From southern Ethiopia to northern Kenya and Somalia, 22 million people are at risk of hunger, victims of a historic drought that began in late 2020 and is expected to last for the next few months.

This figure has almost doubled since the beginning of 2022, when 13 million people were facing hunger in the Horn of Africa.

In this region, where the population lives mainly on livestock and agriculture, nearly 5.6 million people are now “acutely food insecure” in Somalia, 12 million in Ethiopia and 4.3 million in Kenya, according to the UN.

More than 1.7 million people have left their homes in search of food and water, according to the latest report from the World Food Programme released on January 23.

A never-ending drought

The Horn of Africa is one of the regions hardest hit by climate change.

Since 2016, eight of the 13 rainy seasons have been below normal, according to data from the Climate Hazards Centre, a reference organization that includes academics and the Famine Early Warning Systems Network (Fews).

The current drought is caused by a sequence of five failed rainy seasons since late 2020, the first time this has happened in at least 40 years. However, no famine has yet been officially declared.

The last famine in the region, which killed 260,000 people, half of them children under the age of six in Somalia in 2011, was the result of two consecutive poor rainy seasons.

Across the Horn of Africa, crops, already ravaged by a plague of locusts, have been wiped out and herds, in need of water and pasture, decimated. More than 9.5 million head of livestock have died, the UN Office for the Coordination of Humanitarian Affairs (OCHA) estimated in November.

This crisis has been exacerbated by the impact of the war in Ukraine, which has increased the price of grain and fuel and diverted many humanitarian aid funds.

The situation will get even worse in the coming months, warn humanitarian organizations, with a sixth rainy season, from March to May, also forecast to be below average.

Somalia, the epicenter

Somalia is the most severely affected country, with more than half of its population (7.85 million people) affected by this drought.

Officially, the thresholds necessary to declare a famine have not been reached, thanks in particular to a last-minute financial mobilization in late 2022.

But without an increased humanitarian response, “a famine is expected to occur between April and June 2023 in southern Somalia among agro-pastoralist populations in Baidoa and Burhakaba districts, and among displaced populations in Baidoa town and Mogadishu,” Ocha warned in December.

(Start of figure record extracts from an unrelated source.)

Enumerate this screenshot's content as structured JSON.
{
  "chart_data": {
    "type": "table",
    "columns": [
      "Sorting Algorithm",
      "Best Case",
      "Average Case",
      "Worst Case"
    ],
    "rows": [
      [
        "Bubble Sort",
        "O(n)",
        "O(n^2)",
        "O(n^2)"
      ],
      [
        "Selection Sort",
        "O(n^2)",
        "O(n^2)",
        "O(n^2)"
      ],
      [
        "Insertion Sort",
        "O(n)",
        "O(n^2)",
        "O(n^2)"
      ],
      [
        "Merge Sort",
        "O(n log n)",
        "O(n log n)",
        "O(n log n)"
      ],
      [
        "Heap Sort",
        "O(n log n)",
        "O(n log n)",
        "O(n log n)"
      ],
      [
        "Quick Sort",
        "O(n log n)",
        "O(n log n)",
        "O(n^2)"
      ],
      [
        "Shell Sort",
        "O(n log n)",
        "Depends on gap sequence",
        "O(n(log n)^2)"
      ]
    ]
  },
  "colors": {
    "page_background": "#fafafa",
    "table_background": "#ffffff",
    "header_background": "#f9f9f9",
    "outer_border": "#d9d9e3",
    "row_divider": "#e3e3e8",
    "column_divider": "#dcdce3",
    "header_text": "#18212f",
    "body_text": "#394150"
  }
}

The number of people in a food “disaster” situation, the last stage before famine according to international terminology, is expected to rise from 214,000 to 727,000 by mid-2023, according to Ocha.

Children at risk

According to UNICEF, nearly two million children across the Horn of Africa “need urgent treatment for severe acute malnutrition, the deadliest form of hunger.

Unicef estimated in September that 730 children had died between January and July 2022 in feeding centers in Somalia, a figure it considered likely to be an underestimate.

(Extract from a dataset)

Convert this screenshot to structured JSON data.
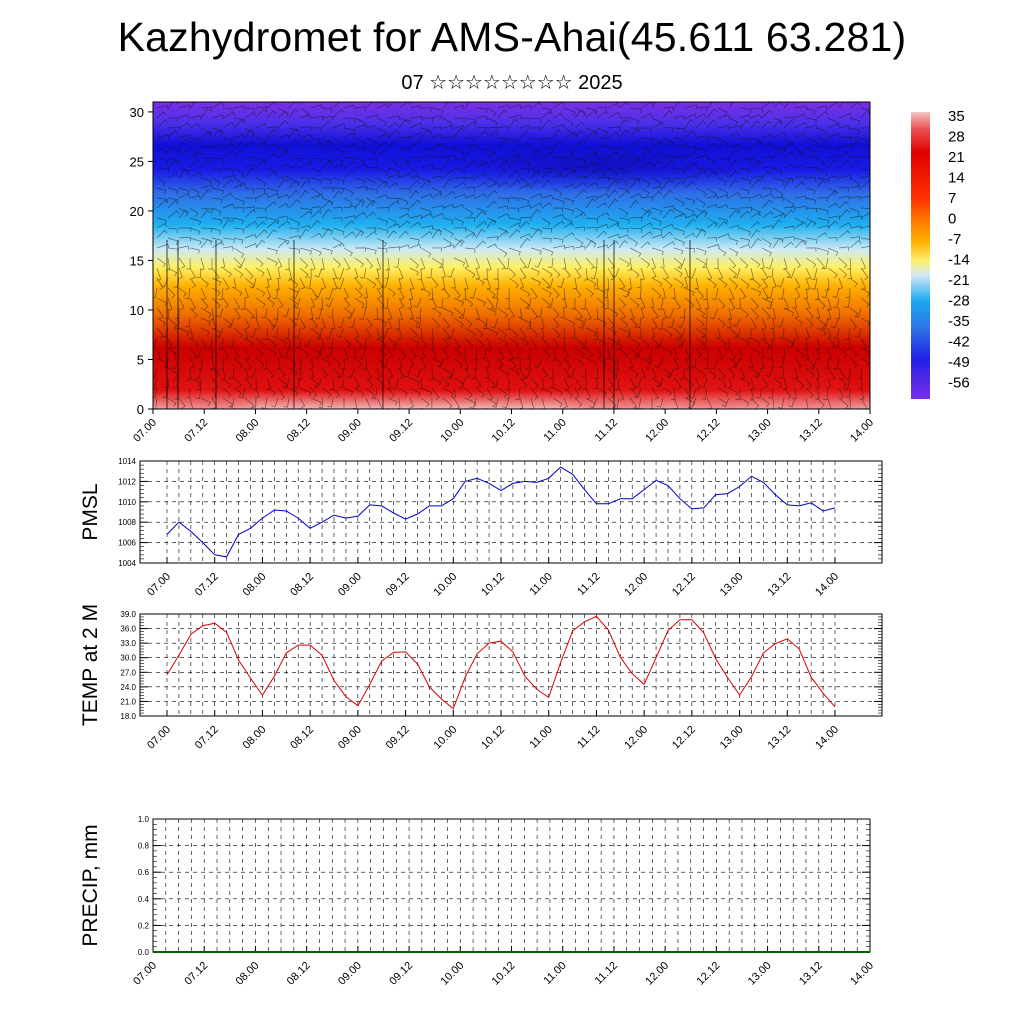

Lacking water, milk and food, often living in unsanitary conditions, the youngest children are considerably weakened, their bodies made more vulnerable to diseases (measles, cholera…) and their growth altered over the long term.

Accompanying their displaced families or sent daily in search of food, 2.7 million children have also left school and four million others are at risk of dropping out.

Calls for funding

“There is no end in sight for the hunger crisis”, says Xavier Joubert, Director of Save The Children Ethiopia: “The needs have become enormous. Additional funds (…) are desperately needed”.

Today, only 55.8% of the 5.9 billion dollars requested by the UN to alleviate this crisis in 2023 has been funded.

In 2017, an early humanitarian mobilization had prevented a famine in Somalia.